Friday, June 16, 2017

Mixing your Metaphors By Gaming

Long ago I had no homework to do.  I had written all of my class notes.  I was alone for Christmas break as my wife had gone to Canada for Christmas.  I didn't want to do nothing and I was not interested in reading more I'd just read about 20  books the previous semester.  So I wanted to relax. I'd met four or five people over time during my grad school career and knew that they were RPGers.

I decided to finally take them up on their requests to play with me.  It was probably a mistake, as I didn't altogether think it would work and it didn't.  But I created a world using numerous sources and 3 different games to create a workable game.  The concept was of an adventurer group from a D&D fantasy through a time well where an alien craft had landed.  There were cowboys, aliens and fantasy warriors.   The sources I used were from a vast cauldron of apocalyptic settings.  They were: Planet of the Apes, Nausicaa and the Valley of Wind, Kamandi and quite a few more I can't remember due to time having passed.
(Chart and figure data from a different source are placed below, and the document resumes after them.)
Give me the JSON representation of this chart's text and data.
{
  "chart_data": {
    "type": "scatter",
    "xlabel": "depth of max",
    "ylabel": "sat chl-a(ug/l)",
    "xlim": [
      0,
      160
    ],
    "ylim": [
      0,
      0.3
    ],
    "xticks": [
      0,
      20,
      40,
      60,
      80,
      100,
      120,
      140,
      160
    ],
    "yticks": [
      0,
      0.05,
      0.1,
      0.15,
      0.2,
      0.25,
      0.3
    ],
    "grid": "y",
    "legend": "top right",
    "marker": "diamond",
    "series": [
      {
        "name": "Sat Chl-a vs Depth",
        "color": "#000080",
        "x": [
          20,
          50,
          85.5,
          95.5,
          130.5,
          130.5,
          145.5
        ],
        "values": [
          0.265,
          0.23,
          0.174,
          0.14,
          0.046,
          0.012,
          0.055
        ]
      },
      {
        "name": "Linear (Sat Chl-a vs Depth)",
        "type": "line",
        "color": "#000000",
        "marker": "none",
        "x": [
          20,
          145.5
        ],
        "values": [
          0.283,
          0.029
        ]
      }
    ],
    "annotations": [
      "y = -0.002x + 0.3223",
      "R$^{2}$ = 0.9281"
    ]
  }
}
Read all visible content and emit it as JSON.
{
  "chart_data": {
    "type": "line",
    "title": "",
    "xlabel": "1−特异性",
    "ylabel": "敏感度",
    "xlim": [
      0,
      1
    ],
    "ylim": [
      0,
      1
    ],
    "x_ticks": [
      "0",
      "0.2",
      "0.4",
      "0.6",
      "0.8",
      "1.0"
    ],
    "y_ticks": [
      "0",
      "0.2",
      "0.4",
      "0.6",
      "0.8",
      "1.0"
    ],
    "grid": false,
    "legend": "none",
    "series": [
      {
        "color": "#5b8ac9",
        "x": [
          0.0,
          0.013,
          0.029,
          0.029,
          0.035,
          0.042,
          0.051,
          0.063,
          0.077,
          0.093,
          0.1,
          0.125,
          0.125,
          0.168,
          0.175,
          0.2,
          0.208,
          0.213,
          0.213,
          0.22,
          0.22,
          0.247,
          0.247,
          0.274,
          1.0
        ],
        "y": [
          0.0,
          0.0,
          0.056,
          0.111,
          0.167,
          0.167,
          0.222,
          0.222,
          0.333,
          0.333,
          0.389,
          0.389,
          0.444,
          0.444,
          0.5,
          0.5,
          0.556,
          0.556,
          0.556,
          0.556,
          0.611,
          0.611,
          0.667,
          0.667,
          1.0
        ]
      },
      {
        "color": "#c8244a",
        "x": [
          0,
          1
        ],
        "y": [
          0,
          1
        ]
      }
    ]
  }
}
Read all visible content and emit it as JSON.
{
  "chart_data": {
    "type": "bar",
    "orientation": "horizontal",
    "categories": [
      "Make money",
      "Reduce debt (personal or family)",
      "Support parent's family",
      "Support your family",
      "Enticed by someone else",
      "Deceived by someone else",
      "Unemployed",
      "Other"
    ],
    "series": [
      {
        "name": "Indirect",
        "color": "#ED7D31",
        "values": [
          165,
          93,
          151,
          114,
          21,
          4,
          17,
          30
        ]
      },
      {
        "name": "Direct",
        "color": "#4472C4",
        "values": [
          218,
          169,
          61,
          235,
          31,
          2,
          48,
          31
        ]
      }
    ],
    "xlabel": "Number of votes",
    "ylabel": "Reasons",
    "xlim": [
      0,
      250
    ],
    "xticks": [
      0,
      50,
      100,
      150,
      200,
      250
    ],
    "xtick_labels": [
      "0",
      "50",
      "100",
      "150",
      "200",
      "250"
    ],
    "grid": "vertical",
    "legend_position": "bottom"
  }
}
The adventurer team could have had a great time. They were all bright funny interesting people.  But all they'd ever done was try killing things. As DM I was prone to create discovery and investigation events. The two different styles proved a bad marriage. Adventurers versus Apes with guns versus Cowboys meant that the lethal gunfire made the brave adventurers bleed and die quickly.  However it was still fun and I could have enjoyed it more if the fellows had just even once wanted to solve a mystery or try to understand the events they were involved in.  But all they wanted was to kill.


I used the rules of Boot Hill and Gamma World to bring all of the levels of technology to the same system.  Guns, lasers, swords, and middle fingers all came to be realized in a same system. 

The reason I am bringing this up is that I've heard from various people that D&D is a rigid system and isn't a good one to use for anything but low levels dungeons.  It isn't about the system.  It is about what you do with it.

Creating a setting as a totally alien part of the adventure rather than being a prize to be won is important in my experience to bring the adventure into a place where players can tell their own story but within the confines of a glorious new world.  Using direct sources for such a thing is fun and brings out the best in players, who are more than ROLL players.

I should say, having a power oriented group of fantasy characters get attacked and beaten by Apes with machine guns was still notably fun.  I just hate that they did things that led them to such an end.